La caduta del regime di Bashar al-Assad in Siria sta già fomentando le speculazioni sul nuovo, eventuale, ruolo del paese negli equilibri energetici mediorientali e globali.
UN PAESE DIPENDENTE DALL’IRAN
Bisogna però ricordare che il settore energetico siriano risente di tredici anni di guerra civile che hanno abbattuto le capacità nazionali e creato una forte dipendenza dalle importazioni dall’Iran. È l’Iran, infatti, che forniva alla Siria il combustibile necessario a sostenere il fabbisogno di energia elettrica.
QUANTO PETROLIO E GAS PRODUCE LA SIRIA?
Da quando sono state introdotte le sanzioni internazionali, nel 2011, la Siria non esporta più petrolio.
Prima di questa data il paese produceva all’incirca 383.000 barili di petrolio e derivati al giorno; nel 2023 il valore è sceso a 40.000 barili. Per fare un confronto, nel 2023 l’output degli Stati Uniti, i maggiori produttori al mondo, è stato in media di 12,9 milioni di barili di greggio al giorno.
Quanto invece al gas naturale, dal 2011 al 2023 la produzione è passata da 8,7 miliardi di metri cubi a 3 miliardi.
IL RUOLO DI SHELL, TOTAL E DEI CURDI
Le principali società energetiche attive in Siria erano la britannica Shell, la francese TotalEnergies e la canadese Suncor Energy. Come ricorda Reuters, alcuni dei più importanti campi petroliferi del paese sono in mano alle Forze democratiche siriane, un’alleanza di milizie curde e arabe appoggiate dagli Stati Uniti ma osteggiate dalla Turchia.
LA RUSSIA HA ANCORA QUALCOSA IN MANO
L’agenzia scrive inoltre che i giacimenti di idrocarburi di Ebla rimangono ancora sotto il controllo delle forze armate della Russia, che sono succedute a Evro Polis – la società di Evgenij Prigozhin che garantiva la sicurezza degli impianti in cambio di una quota del 25 per cento dell’output – dopo la disfatta del gruppo Wagner in Siria.

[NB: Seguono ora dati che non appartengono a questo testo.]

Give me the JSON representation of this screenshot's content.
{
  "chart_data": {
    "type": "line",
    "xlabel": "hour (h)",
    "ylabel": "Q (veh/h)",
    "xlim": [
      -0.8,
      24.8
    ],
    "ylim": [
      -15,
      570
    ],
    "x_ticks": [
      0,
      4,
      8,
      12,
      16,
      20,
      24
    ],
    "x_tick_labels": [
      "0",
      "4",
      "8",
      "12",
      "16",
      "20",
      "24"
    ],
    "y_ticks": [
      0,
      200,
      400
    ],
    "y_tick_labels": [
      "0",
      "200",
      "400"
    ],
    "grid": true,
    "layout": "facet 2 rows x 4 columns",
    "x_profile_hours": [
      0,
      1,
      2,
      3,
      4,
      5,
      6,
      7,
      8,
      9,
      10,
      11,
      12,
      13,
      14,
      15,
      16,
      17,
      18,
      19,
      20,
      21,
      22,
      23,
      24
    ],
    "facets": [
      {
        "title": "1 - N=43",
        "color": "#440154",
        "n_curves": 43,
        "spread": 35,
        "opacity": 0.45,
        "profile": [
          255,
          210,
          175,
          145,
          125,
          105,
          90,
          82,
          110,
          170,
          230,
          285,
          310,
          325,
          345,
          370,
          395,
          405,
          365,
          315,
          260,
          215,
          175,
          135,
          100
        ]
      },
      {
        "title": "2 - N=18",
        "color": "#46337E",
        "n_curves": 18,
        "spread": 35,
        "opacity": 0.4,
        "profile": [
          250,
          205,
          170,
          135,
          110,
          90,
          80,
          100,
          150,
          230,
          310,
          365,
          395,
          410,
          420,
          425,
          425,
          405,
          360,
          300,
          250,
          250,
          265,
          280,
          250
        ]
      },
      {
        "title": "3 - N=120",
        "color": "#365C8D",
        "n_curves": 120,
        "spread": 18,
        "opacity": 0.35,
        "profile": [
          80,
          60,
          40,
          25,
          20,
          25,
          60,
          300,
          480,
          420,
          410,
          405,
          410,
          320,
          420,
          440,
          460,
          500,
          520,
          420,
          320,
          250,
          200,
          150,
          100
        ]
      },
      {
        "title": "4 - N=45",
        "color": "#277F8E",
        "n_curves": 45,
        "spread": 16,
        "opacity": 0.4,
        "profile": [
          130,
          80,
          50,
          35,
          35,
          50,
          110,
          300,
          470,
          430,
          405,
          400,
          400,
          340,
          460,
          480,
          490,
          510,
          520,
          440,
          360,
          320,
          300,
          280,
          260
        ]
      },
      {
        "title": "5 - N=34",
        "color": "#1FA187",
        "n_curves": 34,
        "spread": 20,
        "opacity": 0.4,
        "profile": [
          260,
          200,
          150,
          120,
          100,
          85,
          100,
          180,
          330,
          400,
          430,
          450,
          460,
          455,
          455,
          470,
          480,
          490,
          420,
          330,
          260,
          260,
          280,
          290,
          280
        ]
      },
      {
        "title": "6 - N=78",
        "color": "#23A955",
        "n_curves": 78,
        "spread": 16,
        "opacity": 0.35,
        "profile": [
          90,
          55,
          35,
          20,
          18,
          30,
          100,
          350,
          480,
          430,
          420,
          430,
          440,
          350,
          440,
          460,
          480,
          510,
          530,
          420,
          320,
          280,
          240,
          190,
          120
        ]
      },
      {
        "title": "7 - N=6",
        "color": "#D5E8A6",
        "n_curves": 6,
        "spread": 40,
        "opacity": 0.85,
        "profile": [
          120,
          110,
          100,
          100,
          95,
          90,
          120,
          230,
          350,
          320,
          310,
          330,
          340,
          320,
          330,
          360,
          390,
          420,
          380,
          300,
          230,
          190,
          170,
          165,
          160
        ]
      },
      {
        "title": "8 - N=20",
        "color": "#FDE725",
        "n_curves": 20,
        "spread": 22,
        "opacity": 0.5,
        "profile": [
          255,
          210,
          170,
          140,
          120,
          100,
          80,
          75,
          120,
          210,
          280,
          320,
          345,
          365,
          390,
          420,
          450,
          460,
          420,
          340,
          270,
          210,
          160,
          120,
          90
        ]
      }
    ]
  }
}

LA TURCHIA E L’IPOTESI DI UN GASDOTTO QATAR-SIRIA-EUROPA
La Turchia – probabilmente la nuova potenza straniera dominante in Siria dopo la caduta di Assad – si è mostrata disponibile ad aiutare il paese nella ricostruzione delle sue infrastrutture energetiche. Il ministro dell’Energia Alparslan Bayraktar ha dichiarato infatti che “l’elettricità è un bisogno essenziale. L’infrastruttura è gravemente carente, non c’è praticamente nulla”.
Il ministro, inoltre, ha menzionato la possibilità di recuperare un progetto su un gasdotto dal Qatar all’Europa passante per la Siria – appunto – e la Turchia. “Per una Siria che ha ritrovato la sua unità e stabilità, perché no?”, ha detto.
Il crollo del regime di Assad, comunque, non basta a fare della Siria un paese stabile e sicuro per un investimento del genere.
L’IMPATTO SUL PETROLIO
La scarsa rilevanza della Siria nel mercato energetico globale è testimoniata dal fatto che lunedì, alla notizia del collasso del regime di Assad, i prezzi del petrolio sono cresciuti soltanto dell’1 per cento: il Brent (il riferimento internazionale) si scambiava cioè a 71,8 dollari al barile.
Non solo la Siria è un produttore oil & gas più che modesto, ma secondo i trader la sua situazione interna non costituisce una minaccia alle esportazioni energetiche degli altri paesi della regione.